# Throw the dice

In [1]:
import numpy as np

In [2]:
np.random.choice(np.arange(1, 7), 10)

array([6, 3, 4, 1, 2, 1, 6, 5, 3, 2])

In [3]:
np.random.choice(np.arange(1, 7), 10, replace=True) # By default "replace" is "True"

array([6, 4, 5, 1, 3, 6, 4, 6, 5, 1])

In [4]:
np.random.choice(np.arange(1, 7), 5, replace=False)

array([6, 1, 3, 2, 5])

In [5]:
p = np.array([1, 1, 1, 3, 3, 3]); p = p / np.sum(p)
np.random.choice(np.arange(1, 7), 10, p = p)

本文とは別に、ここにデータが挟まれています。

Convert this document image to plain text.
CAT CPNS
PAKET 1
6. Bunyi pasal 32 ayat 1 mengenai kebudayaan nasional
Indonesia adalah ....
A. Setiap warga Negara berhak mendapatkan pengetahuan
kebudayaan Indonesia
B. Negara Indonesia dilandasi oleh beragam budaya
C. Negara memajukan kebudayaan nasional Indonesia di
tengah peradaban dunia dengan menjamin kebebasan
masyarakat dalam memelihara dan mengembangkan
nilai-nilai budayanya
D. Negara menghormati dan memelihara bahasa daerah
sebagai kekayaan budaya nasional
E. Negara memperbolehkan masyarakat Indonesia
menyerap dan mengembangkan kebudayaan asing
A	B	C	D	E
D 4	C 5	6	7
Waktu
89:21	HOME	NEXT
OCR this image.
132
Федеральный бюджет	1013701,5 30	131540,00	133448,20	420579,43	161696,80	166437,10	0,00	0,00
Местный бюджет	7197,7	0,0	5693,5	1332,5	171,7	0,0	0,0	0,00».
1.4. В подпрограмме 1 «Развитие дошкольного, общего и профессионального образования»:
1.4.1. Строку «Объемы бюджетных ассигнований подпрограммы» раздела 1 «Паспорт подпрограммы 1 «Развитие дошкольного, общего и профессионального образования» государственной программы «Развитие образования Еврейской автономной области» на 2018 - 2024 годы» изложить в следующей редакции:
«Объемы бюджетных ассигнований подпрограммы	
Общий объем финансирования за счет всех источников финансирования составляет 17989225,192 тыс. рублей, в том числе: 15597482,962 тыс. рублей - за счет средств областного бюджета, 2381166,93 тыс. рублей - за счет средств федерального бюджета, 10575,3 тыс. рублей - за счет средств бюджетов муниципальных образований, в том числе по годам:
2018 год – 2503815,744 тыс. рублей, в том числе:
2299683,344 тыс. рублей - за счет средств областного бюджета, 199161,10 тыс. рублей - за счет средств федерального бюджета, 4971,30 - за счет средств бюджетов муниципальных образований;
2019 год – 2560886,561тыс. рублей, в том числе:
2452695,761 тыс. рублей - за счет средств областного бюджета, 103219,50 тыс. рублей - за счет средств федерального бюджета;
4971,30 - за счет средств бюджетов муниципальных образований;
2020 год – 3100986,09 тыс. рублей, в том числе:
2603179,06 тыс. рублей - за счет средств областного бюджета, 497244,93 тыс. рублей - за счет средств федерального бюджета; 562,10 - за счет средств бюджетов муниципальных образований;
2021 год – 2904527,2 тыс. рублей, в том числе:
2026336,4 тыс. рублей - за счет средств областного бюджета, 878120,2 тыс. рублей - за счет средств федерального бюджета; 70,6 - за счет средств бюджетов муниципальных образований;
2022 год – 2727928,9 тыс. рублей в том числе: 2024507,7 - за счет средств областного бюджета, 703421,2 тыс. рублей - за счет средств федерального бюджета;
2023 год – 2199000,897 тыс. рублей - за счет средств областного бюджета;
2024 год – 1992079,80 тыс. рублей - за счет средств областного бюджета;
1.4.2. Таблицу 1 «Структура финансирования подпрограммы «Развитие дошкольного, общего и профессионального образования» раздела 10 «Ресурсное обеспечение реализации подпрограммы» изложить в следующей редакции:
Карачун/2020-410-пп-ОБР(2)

array([5, 6, 4, 3, 4, 2, 5, 5, 4, 3])

# Expected value and Variance

In [6]:
import numpy as np

#### 正規分布

np.random.normal(loc = 0.0, scale = 1.0, size = None)

オプションのlocは期待値，scaleは標準偏差，sizeはサンプル数

#### 標準正規分布

np.random.randn(d0, d1, d2, ...)

標準正規分布は，期待値0, 分散1の正規分布．(d0, d1, d2, ...) のサイズの配列に，標準正規分布からのサンプルを格納

#### 一様分布

np.random.uniform(low = 0.0, high = 1.0, size = None)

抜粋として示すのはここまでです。